19. The method of claim 18, wherein the output of the neural network acting as a discriminator is converted to a probability distribution, wherein the value of the probability distribution is defined for each of the one or more sub-sections and is proportionate to the value indicating the likelihood that the corresponding sub-section of the output image is a fake sub-section.
20. The method of claim 19, wherein the conversion to a probability distribution is performed using a softmax function.
21. The method of claim 18, further including the step of providing the one or more sub-sections of the output image to a neural network acting as a sub-discriminator;
wherein the neural network acting as a sub-discriminator outputs one or more values associated with the one or more sub-sections of the output image, each value indicating the likelihood that the corresponding sub-section of the output image is a fake sub-section; and the differences between the output image and the input training image is additionally determined based on the output of the neural network acting as a sub-discriminator; and back-propagation of the gradient of the loss function is additionally used to update the parameters of the neural network acting as a sub-discriminator.
22. The method of claim 21, wherein the one or more sub-sections of the output image are determined by sampling the probability distribution.
23. The method of claim 21, wherein two to five sub-sections of the output image are provided to the neural network acting as a sub-discriminator, preferably wherein three sub-sections of the output image are provided.
24. The method of claim 18, wherein the neural network acting as a discriminator additionally receives the quantized latent as an input.
25. The method of claim 19, further comprising the steps of, after the output of the neural network acting as a discriminator is converted to a probability distribution:
sampling the probability distribution to select a sub-section of the output image; encoding the corresponding sub-section of the input image to the selected sub-section of the output image using the first neural network to produce a sub-latent representation; performing a quantization process on the sub-latent representation to produce a quantized sub-latent;
decoding the quantized sub-latent using a second neural network to produce an output sub-image, wherein the output sub-image is an approximation of the sub-section of the input image;
wherein the evaluation of the loss function and back propagation of the gradient of the loss function to update the parameters of the neural networks is performed based on the output sub-image and the sub-section of the input image.

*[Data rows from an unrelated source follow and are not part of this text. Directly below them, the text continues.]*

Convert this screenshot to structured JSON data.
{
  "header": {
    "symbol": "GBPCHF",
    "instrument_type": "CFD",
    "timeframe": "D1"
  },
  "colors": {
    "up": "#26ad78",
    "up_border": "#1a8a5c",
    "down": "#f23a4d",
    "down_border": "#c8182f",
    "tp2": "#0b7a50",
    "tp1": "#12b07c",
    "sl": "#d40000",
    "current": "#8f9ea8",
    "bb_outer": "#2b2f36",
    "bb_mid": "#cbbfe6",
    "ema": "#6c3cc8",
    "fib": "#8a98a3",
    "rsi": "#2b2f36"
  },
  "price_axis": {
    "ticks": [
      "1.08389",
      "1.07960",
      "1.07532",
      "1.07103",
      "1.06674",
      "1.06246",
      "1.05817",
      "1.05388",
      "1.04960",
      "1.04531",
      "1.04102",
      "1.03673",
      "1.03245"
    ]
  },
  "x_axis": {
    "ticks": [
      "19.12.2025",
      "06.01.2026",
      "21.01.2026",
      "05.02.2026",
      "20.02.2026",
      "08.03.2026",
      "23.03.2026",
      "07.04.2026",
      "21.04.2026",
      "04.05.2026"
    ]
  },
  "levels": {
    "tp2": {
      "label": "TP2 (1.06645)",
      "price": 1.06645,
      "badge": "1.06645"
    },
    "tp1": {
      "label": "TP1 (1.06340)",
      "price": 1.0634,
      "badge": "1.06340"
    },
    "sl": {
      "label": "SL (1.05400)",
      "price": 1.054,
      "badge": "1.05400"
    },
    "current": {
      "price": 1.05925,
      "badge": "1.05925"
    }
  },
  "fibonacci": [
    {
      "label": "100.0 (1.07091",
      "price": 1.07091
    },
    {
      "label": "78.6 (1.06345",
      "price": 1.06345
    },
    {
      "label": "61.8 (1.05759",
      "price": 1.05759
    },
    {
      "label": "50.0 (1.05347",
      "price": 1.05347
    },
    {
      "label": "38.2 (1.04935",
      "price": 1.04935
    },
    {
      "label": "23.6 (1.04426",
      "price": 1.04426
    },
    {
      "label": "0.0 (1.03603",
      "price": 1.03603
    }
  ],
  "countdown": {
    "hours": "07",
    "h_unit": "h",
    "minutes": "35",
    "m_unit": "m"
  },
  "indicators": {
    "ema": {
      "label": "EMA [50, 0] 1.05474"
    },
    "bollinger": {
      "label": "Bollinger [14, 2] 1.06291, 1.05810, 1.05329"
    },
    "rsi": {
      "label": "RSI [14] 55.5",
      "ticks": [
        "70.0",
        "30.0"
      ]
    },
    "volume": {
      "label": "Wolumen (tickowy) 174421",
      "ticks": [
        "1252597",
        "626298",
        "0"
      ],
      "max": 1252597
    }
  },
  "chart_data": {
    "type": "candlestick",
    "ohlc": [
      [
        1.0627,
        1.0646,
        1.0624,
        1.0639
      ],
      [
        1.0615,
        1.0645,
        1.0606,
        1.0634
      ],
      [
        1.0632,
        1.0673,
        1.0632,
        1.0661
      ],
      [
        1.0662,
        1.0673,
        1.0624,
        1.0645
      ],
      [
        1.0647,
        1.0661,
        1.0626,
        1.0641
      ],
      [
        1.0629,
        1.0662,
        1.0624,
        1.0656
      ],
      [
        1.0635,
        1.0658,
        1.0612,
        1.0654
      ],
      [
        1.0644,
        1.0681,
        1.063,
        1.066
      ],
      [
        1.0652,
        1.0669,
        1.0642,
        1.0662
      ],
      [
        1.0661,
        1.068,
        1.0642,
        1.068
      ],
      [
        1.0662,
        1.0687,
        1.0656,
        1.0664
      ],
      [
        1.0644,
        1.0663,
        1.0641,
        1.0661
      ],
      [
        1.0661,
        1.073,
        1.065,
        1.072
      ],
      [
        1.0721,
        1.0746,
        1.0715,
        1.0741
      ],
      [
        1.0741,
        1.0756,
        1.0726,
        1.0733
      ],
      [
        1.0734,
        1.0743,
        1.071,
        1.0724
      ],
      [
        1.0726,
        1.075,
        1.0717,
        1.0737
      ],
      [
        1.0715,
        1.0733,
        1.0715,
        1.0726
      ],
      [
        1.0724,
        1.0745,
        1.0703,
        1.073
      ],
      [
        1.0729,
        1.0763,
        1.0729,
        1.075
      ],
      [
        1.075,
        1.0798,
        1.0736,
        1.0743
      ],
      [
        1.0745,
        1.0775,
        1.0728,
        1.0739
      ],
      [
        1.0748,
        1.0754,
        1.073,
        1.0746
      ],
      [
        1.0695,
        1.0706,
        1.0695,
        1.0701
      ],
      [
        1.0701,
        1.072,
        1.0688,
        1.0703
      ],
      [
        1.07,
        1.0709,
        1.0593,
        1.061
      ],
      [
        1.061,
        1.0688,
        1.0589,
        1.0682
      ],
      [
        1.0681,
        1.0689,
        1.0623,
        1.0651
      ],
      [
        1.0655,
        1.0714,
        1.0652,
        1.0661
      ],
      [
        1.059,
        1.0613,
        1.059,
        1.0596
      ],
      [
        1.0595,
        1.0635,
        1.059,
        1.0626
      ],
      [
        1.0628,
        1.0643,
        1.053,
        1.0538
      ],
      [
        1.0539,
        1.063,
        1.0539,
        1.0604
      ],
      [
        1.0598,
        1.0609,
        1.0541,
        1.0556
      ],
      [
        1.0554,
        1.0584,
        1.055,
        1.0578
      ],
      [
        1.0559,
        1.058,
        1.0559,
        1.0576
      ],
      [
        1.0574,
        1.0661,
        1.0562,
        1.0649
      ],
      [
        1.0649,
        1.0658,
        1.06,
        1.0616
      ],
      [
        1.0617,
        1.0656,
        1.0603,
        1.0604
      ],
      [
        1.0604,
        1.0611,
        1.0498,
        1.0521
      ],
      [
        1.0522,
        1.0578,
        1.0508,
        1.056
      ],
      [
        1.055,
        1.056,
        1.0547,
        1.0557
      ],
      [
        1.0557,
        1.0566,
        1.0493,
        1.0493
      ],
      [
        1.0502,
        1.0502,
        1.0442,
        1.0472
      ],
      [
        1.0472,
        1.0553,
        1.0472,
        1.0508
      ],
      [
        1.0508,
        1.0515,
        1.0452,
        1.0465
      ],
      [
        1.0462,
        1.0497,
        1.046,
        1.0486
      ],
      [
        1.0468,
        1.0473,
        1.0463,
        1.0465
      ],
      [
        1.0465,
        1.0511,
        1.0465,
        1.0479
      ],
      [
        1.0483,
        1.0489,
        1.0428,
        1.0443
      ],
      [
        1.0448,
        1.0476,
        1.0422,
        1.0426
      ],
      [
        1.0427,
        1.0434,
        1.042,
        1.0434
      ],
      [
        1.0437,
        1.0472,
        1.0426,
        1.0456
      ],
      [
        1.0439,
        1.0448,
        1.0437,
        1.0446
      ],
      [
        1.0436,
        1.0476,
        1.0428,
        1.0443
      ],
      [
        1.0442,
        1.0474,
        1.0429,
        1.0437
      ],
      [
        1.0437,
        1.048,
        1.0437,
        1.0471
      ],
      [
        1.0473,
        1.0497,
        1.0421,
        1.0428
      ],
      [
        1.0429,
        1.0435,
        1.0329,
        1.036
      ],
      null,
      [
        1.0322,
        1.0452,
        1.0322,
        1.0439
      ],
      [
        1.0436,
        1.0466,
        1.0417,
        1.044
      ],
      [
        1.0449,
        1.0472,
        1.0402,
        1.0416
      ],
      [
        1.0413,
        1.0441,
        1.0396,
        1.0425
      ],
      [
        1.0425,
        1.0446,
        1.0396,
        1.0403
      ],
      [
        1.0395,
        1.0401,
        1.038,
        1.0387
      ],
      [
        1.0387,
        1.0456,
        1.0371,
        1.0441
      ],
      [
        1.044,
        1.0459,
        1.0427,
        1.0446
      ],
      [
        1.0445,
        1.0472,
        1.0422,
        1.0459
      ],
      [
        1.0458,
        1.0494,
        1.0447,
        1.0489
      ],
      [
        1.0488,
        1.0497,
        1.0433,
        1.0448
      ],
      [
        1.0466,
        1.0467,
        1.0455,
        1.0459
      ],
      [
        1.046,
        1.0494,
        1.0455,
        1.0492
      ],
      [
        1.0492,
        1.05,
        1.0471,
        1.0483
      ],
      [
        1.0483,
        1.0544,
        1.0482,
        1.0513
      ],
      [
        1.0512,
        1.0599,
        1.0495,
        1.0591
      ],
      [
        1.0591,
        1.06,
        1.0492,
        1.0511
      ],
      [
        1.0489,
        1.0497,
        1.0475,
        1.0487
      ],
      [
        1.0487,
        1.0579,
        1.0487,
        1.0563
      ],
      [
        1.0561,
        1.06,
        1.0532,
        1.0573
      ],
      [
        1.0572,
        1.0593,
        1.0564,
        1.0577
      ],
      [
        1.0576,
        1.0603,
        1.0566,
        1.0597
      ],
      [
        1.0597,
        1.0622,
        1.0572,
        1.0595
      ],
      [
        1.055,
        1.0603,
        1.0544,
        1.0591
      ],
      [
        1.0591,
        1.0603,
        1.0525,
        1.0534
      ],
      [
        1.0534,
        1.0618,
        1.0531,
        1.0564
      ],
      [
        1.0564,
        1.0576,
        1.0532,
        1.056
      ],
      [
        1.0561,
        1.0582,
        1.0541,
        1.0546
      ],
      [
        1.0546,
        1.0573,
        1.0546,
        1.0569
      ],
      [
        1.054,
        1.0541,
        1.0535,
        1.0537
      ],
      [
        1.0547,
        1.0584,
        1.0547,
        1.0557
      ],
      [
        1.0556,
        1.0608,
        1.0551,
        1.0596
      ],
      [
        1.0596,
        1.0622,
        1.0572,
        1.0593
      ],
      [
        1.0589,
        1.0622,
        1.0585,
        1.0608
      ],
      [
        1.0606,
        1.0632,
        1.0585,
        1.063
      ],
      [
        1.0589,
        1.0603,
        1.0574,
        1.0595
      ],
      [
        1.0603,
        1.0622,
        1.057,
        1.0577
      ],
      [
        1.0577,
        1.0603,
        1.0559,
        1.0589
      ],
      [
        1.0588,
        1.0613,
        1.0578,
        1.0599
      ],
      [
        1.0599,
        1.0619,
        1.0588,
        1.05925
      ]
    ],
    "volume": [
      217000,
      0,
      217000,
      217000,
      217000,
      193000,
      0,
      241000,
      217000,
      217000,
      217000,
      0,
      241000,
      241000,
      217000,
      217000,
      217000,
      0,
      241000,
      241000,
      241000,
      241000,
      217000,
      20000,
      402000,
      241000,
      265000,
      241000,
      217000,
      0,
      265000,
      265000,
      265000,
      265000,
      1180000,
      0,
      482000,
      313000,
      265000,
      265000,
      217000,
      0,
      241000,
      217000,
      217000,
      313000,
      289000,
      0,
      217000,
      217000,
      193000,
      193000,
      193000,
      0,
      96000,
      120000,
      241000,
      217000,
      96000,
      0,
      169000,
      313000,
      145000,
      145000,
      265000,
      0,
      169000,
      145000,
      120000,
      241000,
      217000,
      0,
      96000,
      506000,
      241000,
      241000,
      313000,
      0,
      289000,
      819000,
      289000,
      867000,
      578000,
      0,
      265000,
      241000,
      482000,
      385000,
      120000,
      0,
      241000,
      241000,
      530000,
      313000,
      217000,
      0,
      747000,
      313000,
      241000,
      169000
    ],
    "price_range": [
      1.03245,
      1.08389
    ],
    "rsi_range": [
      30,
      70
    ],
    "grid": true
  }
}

26. A method for lossy image or video encoding, transmission and decoding, the method comprising the steps of:
receiving an input image at a first computer system;
encoding the first input training image using a first trained neural network to produce a latent representation;
performing a quantization process on the latent representation to produce a quantized latent;
transmitting the quantized latent to a second computer system; and
decoding the quantized latent using a second trained neural network to produce an output image, wherein the output image is an approximation of the input training image; wherein the first trained neural network and the second trained neural network have been trained according to the method of claim 18.
27-28. (canceled)
29. A data processing system configured to perform the method of claim 18.